Толпа молчит. Гапон продолжает громче:
– Я говорю, с праздником поздравляю вас!
Го́лоса два-три отзываются: „Благодарим!“ Тогда он еще громче говорит:
– Я вас искренно, от души поздравляю!
По толпе проносится трепетное оживление, и все гудят:
– Благодарим! Давай вам Бог!»
Но Гапон умел подойти не только к толпе, но и к отдельному человеку. Он вдруг заявлялся к бедняку-прихожанину пить чай – чай и сахар принеся с собой. Он отдавал другому бедняку свои новые сапоги, за 12 рублей, месячную зарплату разнорабочего, – а сам расхаживал в каких-то немыслимых женских туфлях. Он пел с приютскими девочками – не псалмы, а студенческие песни, представая в своем втором, интеллигентском обличье. Он рисовался своей физической силой, одной рукой поднимая стул. Можно представить себе, как смущал этот красивый, проникновенный, одинокий тридцатилетний мужчина сердца простеньких созревающих девиц. Это имело важные последствия.

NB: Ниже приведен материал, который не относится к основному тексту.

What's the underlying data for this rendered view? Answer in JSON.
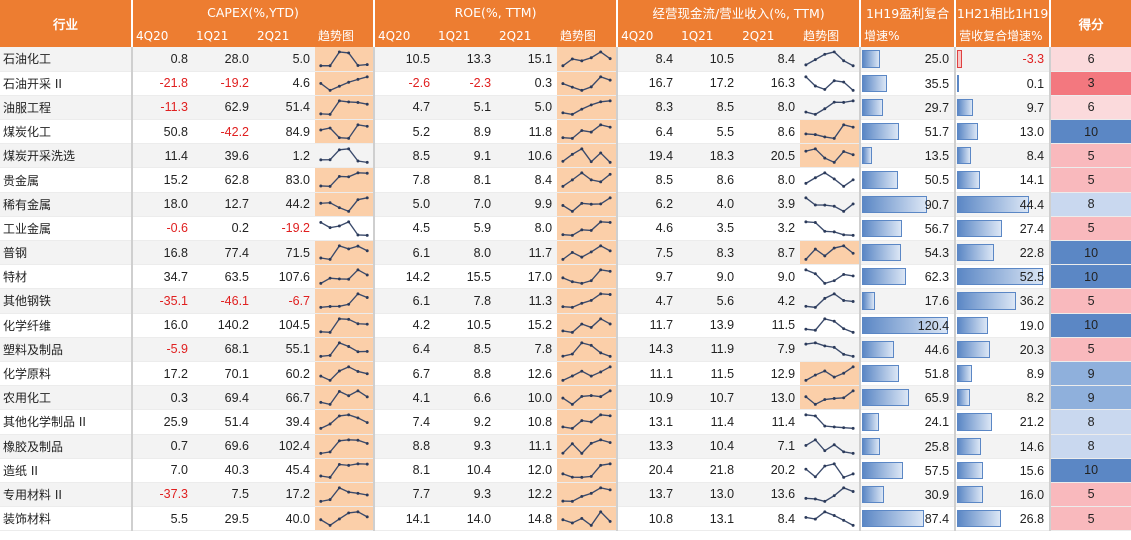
{
  "headers": {
    "industry": "行业",
    "capex": "CAPEX(%,YTD)",
    "roe": "ROE(%, TTM)",
    "cfo": "经营现金流/营业收入(%, TTM)",
    "profit_cagr_1": "1H19盈利复合",
    "profit_cagr_2": "增速%",
    "rev_cagr_1": "1H21相比1H19",
    "rev_cagr_2": "营收复合增速%",
    "score": "得分",
    "periods": [
      "4Q20",
      "1Q21",
      "2Q21"
    ],
    "trend": "趋势图"
  },
  "colors": {
    "header_bg": "#ED7D31",
    "spark_highlight": "#FBCFA9",
    "bar_blue": "#5b87c5",
    "negative": "#e02020",
    "score_10": "#5b87c5",
    "score_9": "#8fb0dc",
    "score_8": "#c9d8ef",
    "score_6": "#fbdadc",
    "score_5": "#f9b9bd",
    "score_3": "#f3787f"
  },
  "rows": [
    {
      "name": "石油化工",
      "capex": [
        0.8,
        28.0,
        5.0
      ],
      "roe": [
        10.5,
        13.3,
        15.1
      ],
      "cfo": [
        8.4,
        10.5,
        8.4
      ],
      "profit": 25.0,
      "rev": -3.3,
      "score": 6
    },
    {
      "name": "石油开采 II",
      "capex": [
        -21.8,
        -19.2,
        4.6
      ],
      "roe": [
        -2.6,
        -2.3,
        0.3
      ],
      "cfo": [
        16.7,
        17.2,
        16.3
      ],
      "profit": 35.5,
      "rev": 0.1,
      "score": 3
    },
    {
      "name": "油服工程",
      "capex": [
        -11.3,
        62.9,
        51.4
      ],
      "roe": [
        4.7,
        5.1,
        5.0
      ],
      "cfo": [
        8.3,
        8.5,
        8.0
      ],
      "profit": 29.7,
      "rev": 9.7,
      "score": 6
    },
    {
      "name": "煤炭化工",
      "capex": [
        50.8,
        -42.2,
        84.9
      ],
      "roe": [
        5.2,
        8.9,
        11.8
      ],
      "cfo": [
        6.4,
        5.5,
        8.6
      ],
      "profit": 51.7,
      "rev": 13.0,
      "score": 10
    },
    {
      "name": "煤炭开采洗选",
      "capex": [
        11.4,
        39.6,
        1.2
      ],
      "roe": [
        8.5,
        9.1,
        10.6
      ],
      "cfo": [
        19.4,
        18.3,
        20.5
      ],
      "profit": 13.5,
      "rev": 8.4,
      "score": 5
    },
    {
      "name": "贵金属",
      "capex": [
        15.2,
        62.8,
        83.0
      ],
      "roe": [
        7.8,
        8.1,
        8.4
      ],
      "cfo": [
        8.5,
        8.6,
        8.0
      ],
      "profit": 50.5,
      "rev": 14.1,
      "score": 5
    },
    {
      "name": "稀有金属",
      "capex": [
        18.0,
        12.7,
        44.2
      ],
      "roe": [
        5.0,
        7.0,
        9.9
      ],
      "cfo": [
        6.2,
        4.0,
        3.9
      ],
      "profit": 90.7,
      "rev": 44.4,
      "score": 8
    },
    {
      "name": "工业金属",
      "capex": [
        -0.6,
        0.2,
        -19.2
      ],
      "roe": [
        4.5,
        5.9,
        8.0
      ],
      "cfo": [
        4.6,
        3.5,
        3.2
      ],
      "profit": 56.7,
      "rev": 27.4,
      "score": 5
    },
    {
      "name": "普钢",
      "capex": [
        16.8,
        77.4,
        71.5
      ],
      "roe": [
        6.1,
        8.0,
        11.7
      ],
      "cfo": [
        7.5,
        8.3,
        8.7
      ],
      "profit": 54.3,
      "rev": 22.8,
      "score": 10
    },
    {
      "name": "特材",
      "capex": [
        34.7,
        63.5,
        107.6
      ],
      "roe": [
        14.2,
        15.5,
        17.0
      ],
      "cfo": [
        9.7,
        9.0,
        9.0
      ],
      "profit": 62.3,
      "rev": 52.5,
      "score": 10
    },
    {
      "name": "其他钢铁",
      "capex": [
        -35.1,
        -46.1,
        -6.7
      ],
      "roe": [
        6.1,
        7.8,
        11.3
      ],
      "cfo": [
        4.7,
        5.6,
        4.2
      ],
      "profit": 17.6,
      "rev": 36.2,
      "score": 5
    },
    {
      "name": "化学纤维",
      "capex": [
        16.0,
        140.2,
        104.5
      ],
      "roe": [
        4.2,
        10.5,
        15.2
      ],
      "cfo": [
        11.7,
        13.9,
        11.5
      ],
      "profit": 120.4,
      "rev": 19.0,
      "score": 10
    },
    {
      "name": "塑料及制品",
      "capex": [
        -5.9,
        68.1,
        55.1
      ],
      "roe": [
        6.4,
        8.5,
        7.8
      ],
      "cfo": [
        14.3,
        11.9,
        7.9
      ],
      "profit": 44.6,
      "rev": 20.3,
      "score": 5
    },
    {
      "name": "化学原料",
      "capex": [
        17.2,
        70.1,
        60.2
      ],
      "roe": [
        6.7,
        8.8,
        12.6
      ],
      "cfo": [
        11.1,
        11.5,
        12.9
      ],
      "profit": 51.8,
      "rev": 8.9,
      "score": 9
    },
    {
      "name": "农用化工",
      "capex": [
        0.3,
        69.4,
        66.7
      ],
      "roe": [
        4.1,
        6.6,
        10.0
      ],
      "cfo": [
        10.9,
        10.7,
        13.0
      ],
      "profit": 65.9,
      "rev": 8.2,
      "score": 9
    },
    {
      "name": "其他化学制品 II",
      "capex": [
        25.9,
        51.4,
        39.4
      ],
      "roe": [
        7.4,
        9.2,
        10.8
      ],
      "cfo": [
        13.1,
        11.4,
        11.4
      ],
      "profit": 24.1,
      "rev": 21.2,
      "score": 8
    },
    {
      "name": "橡胶及制品",
      "capex": [
        0.7,
        69.6,
        102.4
      ],
      "roe": [
        8.8,
        9.3,
        11.1
      ],
      "cfo": [
        13.3,
        10.4,
        7.1
      ],
      "profit": 25.8,
      "rev": 14.6,
      "score": 8
    },
    {
      "name": "造纸 II",
      "capex": [
        7.0,
        40.3,
        45.4
      ],
      "roe": [
        8.1,
        10.4,
        12.0
      ],
      "cfo": [
        20.4,
        21.8,
        20.2
      ],
      "profit": 57.5,
      "rev": 15.6,
      "score": 10
    },
    {
      "name": "专用材料 II",
      "capex": [
        -37.3,
        7.5,
        17.2
      ],
      "roe": [
        7.7,
        9.3,
        12.2
      ],
      "cfo": [
        13.7,
        13.0,
        13.6
      ],
      "profit": 30.9,
      "rev": 16.0,
      "score": 5
    },
    {
      "name": "装饰材料",
      "capex": [
        5.5,
        29.5,
        40.0
      ],
      "roe": [
        14.1,
        14.0,
        14.8
      ],
      "cfo": [
        10.8,
        13.1,
        8.4
      ],
      "profit": 87.4,
      "rev": 26.8,
      "score": 5
    }
  ]
}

Сам Гапон тоже любил их – не только девочек, но и того бедняка, которому жертвовал сапоги, и того, с которым пил чай, и всю свою паству. Любил по крайней мере в тот момент, когда говорил красивые слова или совершал красивые поступки. На лицемерии далеко не уедешь, даже в соединении с талантом.

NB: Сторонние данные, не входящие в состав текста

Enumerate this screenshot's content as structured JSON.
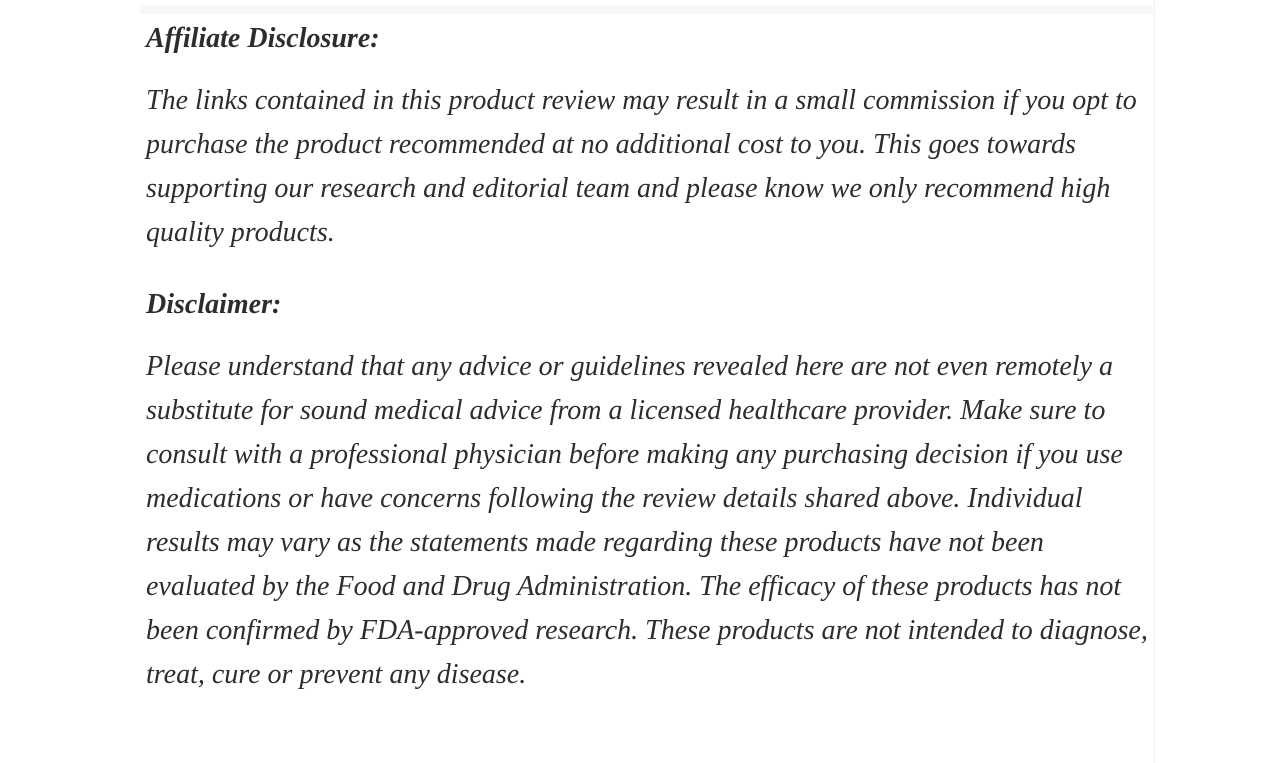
{
  "article": {
    "sections": [
      {
        "type": "heading",
        "text": "Affiliate Disclosure:"
      },
      {
        "type": "paragraph",
        "text": "The links contained in this product review may result in a small commission if you opt to purchase the product recommended at no additional cost to you. This goes towards supporting our research and editorial team and please know we only recommend high quality products."
      },
      {
        "type": "heading",
        "text": "Disclaimer:"
      },
      {
        "type": "paragraph",
        "text": "Please understand that any advice or guidelines revealed here are not even remotely a substitute for sound medical advice from a licensed healthcare provider. Make sure to consult with a professional physician before making any purchasing decision if you use medications or have concerns following the review details shared above. Individual results may vary as the statements made regarding these products have not been evaluated by the Food and Drug Administration. The efficacy of these products has not been confirmed by FDA-approved research. These products are not intended to diagnose, treat, cure or prevent any disease."
      }
    ]
  },
  "colors": {
    "text": "#2d2d2d",
    "background": "#ffffff",
    "column_divider": "#f0f0f0",
    "preceding_block_edge": "#f8f7f5"
  }
}
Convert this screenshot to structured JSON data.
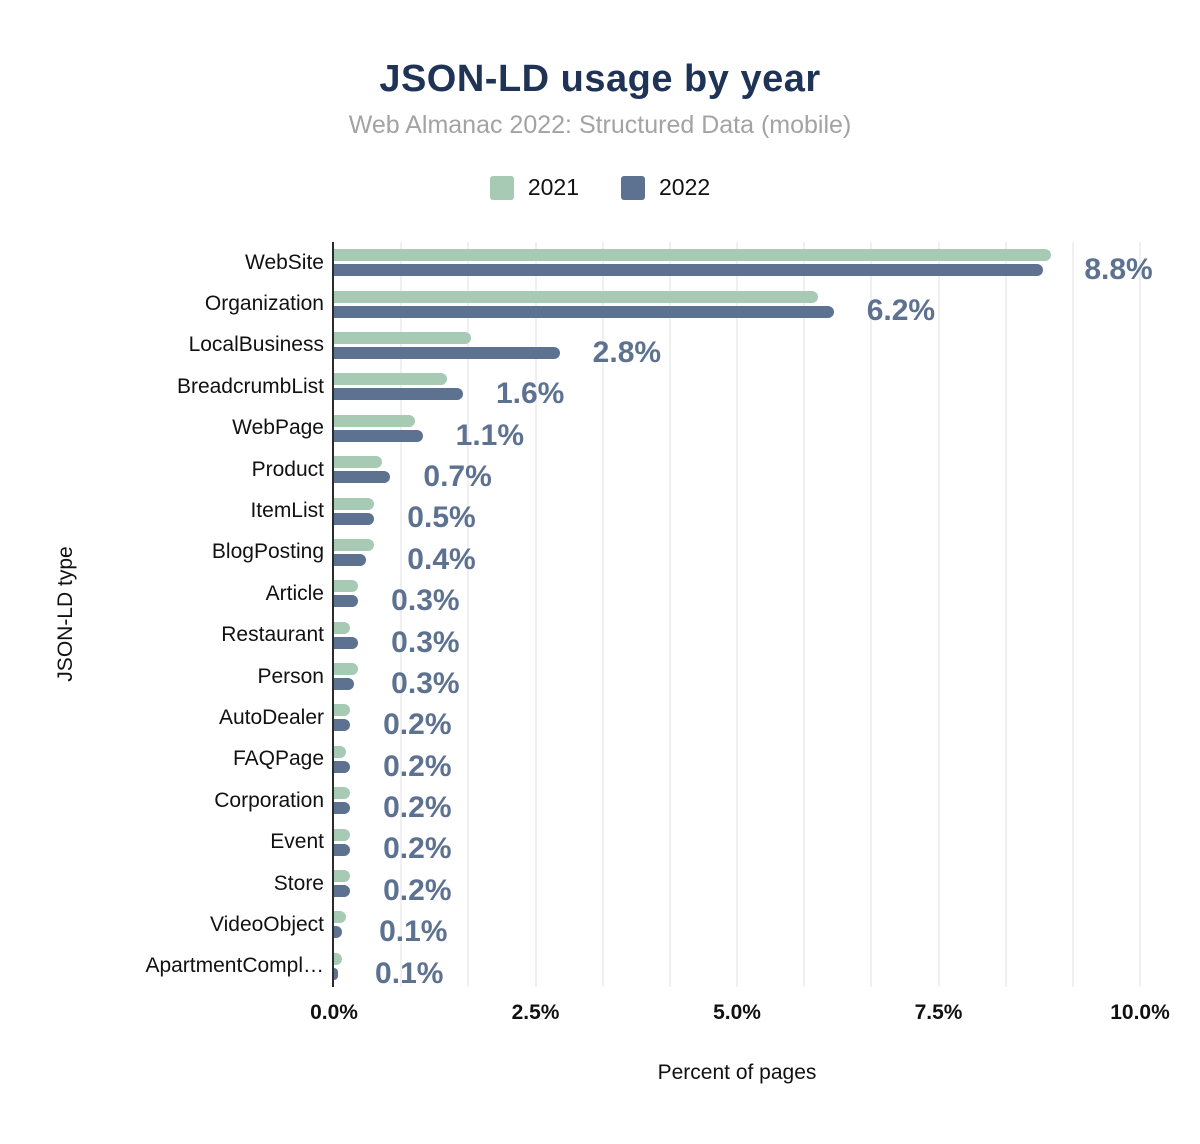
{
  "header": {
    "title": "JSON-LD usage by year",
    "subtitle": "Web Almanac 2022: Structured Data (mobile)"
  },
  "legend": {
    "items": [
      {
        "label": "2021",
        "color": "#a6cab4"
      },
      {
        "label": "2022",
        "color": "#5d7190"
      }
    ]
  },
  "colors": {
    "title": "#1e3356",
    "subtitle": "#a3a3a3",
    "series_2021": "#a6cab4",
    "series_2022": "#5d7190",
    "value_label": "#5d7190",
    "axis_line": "#2b2b2b",
    "gridline": "#f0f0f0",
    "background": "#ffffff"
  },
  "chart_data": {
    "type": "bar",
    "orientation": "horizontal",
    "title": "JSON-LD usage by year",
    "subtitle": "Web Almanac 2022: Structured Data (mobile)",
    "xlabel": "Percent of pages",
    "ylabel": "JSON-LD type",
    "xlim": [
      0,
      10
    ],
    "x_tick_values": [
      0,
      2.5,
      5,
      7.5,
      10
    ],
    "x_tick_labels": [
      "0.0%",
      "2.5%",
      "5.0%",
      "7.5%",
      "10.0%"
    ],
    "grid": "vertical minor gridlines every 0.833%",
    "legend_position": "top",
    "categories": [
      "WebSite",
      "Organization",
      "LocalBusiness",
      "BreadcrumbList",
      "WebPage",
      "Product",
      "ItemList",
      "BlogPosting",
      "Article",
      "Restaurant",
      "Person",
      "AutoDealer",
      "FAQPage",
      "Corporation",
      "Event",
      "Store",
      "VideoObject",
      "ApartmentCompl…"
    ],
    "series": [
      {
        "name": "2021",
        "color": "#a6cab4",
        "values": [
          8.9,
          6.0,
          1.7,
          1.4,
          1.0,
          0.6,
          0.5,
          0.5,
          0.3,
          0.2,
          0.3,
          0.2,
          0.15,
          0.2,
          0.2,
          0.2,
          0.15,
          0.1
        ]
      },
      {
        "name": "2022",
        "color": "#5d7190",
        "values": [
          8.8,
          6.2,
          2.8,
          1.6,
          1.1,
          0.7,
          0.5,
          0.4,
          0.3,
          0.3,
          0.25,
          0.2,
          0.2,
          0.2,
          0.2,
          0.2,
          0.1,
          0.05
        ]
      }
    ],
    "value_labels_2022": [
      "8.8%",
      "6.2%",
      "2.8%",
      "1.6%",
      "1.1%",
      "0.7%",
      "0.5%",
      "0.4%",
      "0.3%",
      "0.3%",
      "0.3%",
      "0.2%",
      "0.2%",
      "0.2%",
      "0.2%",
      "0.2%",
      "0.1%",
      "0.1%"
    ]
  }
}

Он любил, и его любили. Гапона обхаживали. Ему посылали в комнату цветы, вино, фрукты. Это было, со стороны приютского начальства, не просто проявлением сентиментальности: многолюдные проповеди Гапона способствовали привлечению доброхотных даяний. (Так же, видимо, обстояло дело и в Ольгинском приюте – о тамошней службе Гапона известно отчего-то гораздо меньше; в своих воспоминаниях он явно путает эти два приюта.)

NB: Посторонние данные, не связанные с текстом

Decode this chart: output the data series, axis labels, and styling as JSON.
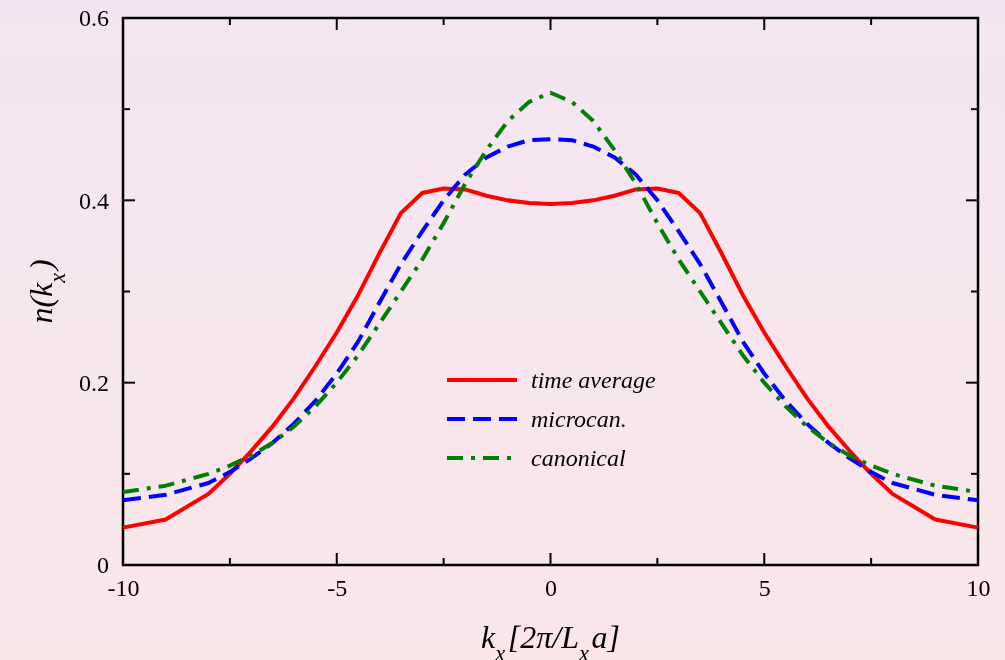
{
  "chart_data": {
    "type": "line",
    "xlabel": "k$_{x}$[2π/L$_{x}$a]",
    "ylabel": "n(k$_{x}$)",
    "xlim": [
      -10,
      10
    ],
    "xticks": [
      -10,
      {
        "value": -7.5,
        "label": null
      },
      -5,
      {
        "value": -2.5,
        "label": null
      },
      0,
      {
        "value": 2.5,
        "label": null
      },
      5,
      {
        "value": 7.5,
        "label": null
      },
      10
    ],
    "ylim": [
      0,
      0.6
    ],
    "yticks": [
      0,
      {
        "value": 0.1,
        "label": null
      },
      0.2,
      {
        "value": 0.3,
        "label": null
      },
      0.4,
      {
        "value": 0.5,
        "label": null
      },
      0.6
    ],
    "grid": false,
    "legend": "bottom",
    "marker": "none",
    "x": [
      -10,
      -9,
      -8,
      -7.5,
      -7,
      -6.5,
      -6,
      -5.5,
      -5,
      -4.5,
      -4,
      -3.5,
      -3,
      -2.5,
      -2,
      -1.5,
      -1,
      -0.5,
      0,
      0.5,
      1,
      1.5,
      2,
      2.5,
      3,
      3.5,
      4,
      4.5,
      5,
      5.5,
      6,
      6.5,
      7,
      7.5,
      8,
      9,
      10
    ],
    "series": [
      {
        "name": "time average",
        "color": "#ff0000",
        "line_style": "solid",
        "values": [
          0.041,
          0.05,
          0.078,
          0.1,
          0.125,
          0.152,
          0.183,
          0.218,
          0.255,
          0.296,
          0.342,
          0.386,
          0.408,
          0.413,
          0.412,
          0.405,
          0.4,
          0.397,
          0.396,
          0.397,
          0.4,
          0.405,
          0.412,
          0.413,
          0.408,
          0.386,
          0.342,
          0.296,
          0.255,
          0.218,
          0.183,
          0.152,
          0.125,
          0.1,
          0.078,
          0.05,
          0.041
        ]
      },
      {
        "name": "microcan.",
        "color": "#0000ff",
        "line_style": "dashed",
        "values": [
          0.071,
          0.077,
          0.09,
          0.102,
          0.117,
          0.134,
          0.155,
          0.18,
          0.21,
          0.245,
          0.288,
          0.33,
          0.366,
          0.4,
          0.428,
          0.447,
          0.459,
          0.466,
          0.467,
          0.466,
          0.459,
          0.447,
          0.428,
          0.4,
          0.366,
          0.33,
          0.288,
          0.245,
          0.21,
          0.18,
          0.155,
          0.134,
          0.117,
          0.102,
          0.09,
          0.077,
          0.071
        ]
      },
      {
        "name": "canonical",
        "color": "#008000",
        "line_style": "dashdot",
        "values": [
          0.08,
          0.087,
          0.1,
          0.109,
          0.12,
          0.134,
          0.152,
          0.174,
          0.2,
          0.23,
          0.265,
          0.3,
          0.335,
          0.375,
          0.418,
          0.455,
          0.487,
          0.508,
          0.518,
          0.508,
          0.487,
          0.455,
          0.418,
          0.375,
          0.335,
          0.3,
          0.265,
          0.23,
          0.2,
          0.174,
          0.152,
          0.134,
          0.12,
          0.109,
          0.1,
          0.087,
          0.08
        ]
      }
    ]
  }
}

Гапон, по своей инициативе, тоже устраивал сборы. Отчет Синего Креста за 1901 год с энтузиазмом сообщает, что «отцом Георгием Гапоном собраны и приобретены им для церкви массивный бронзовый семисвечник и запрестольный крест богатой работы, а также поставлена на углу 22 линии и Большого проспекта чугунная кружка-лампадка на фундаменте с иконою Св. Николая Чудотворца и с лампадою». Частично за все это, сказано в отчете, уже уплачено фабрикам Морозова и Сан-Галли, «а недостающая сумма… собирается и милостью доброхотных даятелей и радетелей благолепия храма, вероятно, скоро с избытком пополнится».
Сам Николай Милиевич Аничков, в прошлом товарищ министра просвещения, ныне сенатор, гласный городской думы, член комитета попечительства о приютах и проч., принимал у себя Гапона, угощал его дорогими винами, притом во хмелю не стесняясь рассказывал, что вина эти позаимствованы в Зимнем дворце в свою пользу его родственником, Милием Милиевичем, заведующим дворцовым хозяйством. Также не чинясь говорил он о думских аферах. Гапон мотал на ус, а в ответ откровенно рассказывал кое-что о своей жизни, делился своими суждениями по разным церковным и общественным вопросам. Аничков ласково слушал. Его маслянистые пьяные глазки были полны, казалось, искреннего доброжелательства. Недавнему полтавскому попу из государственных крестьян нравилась дружба с высокопоставленным, чиновным человеком.
Хорошая была жизнь. И сам Гапон всё разрушил.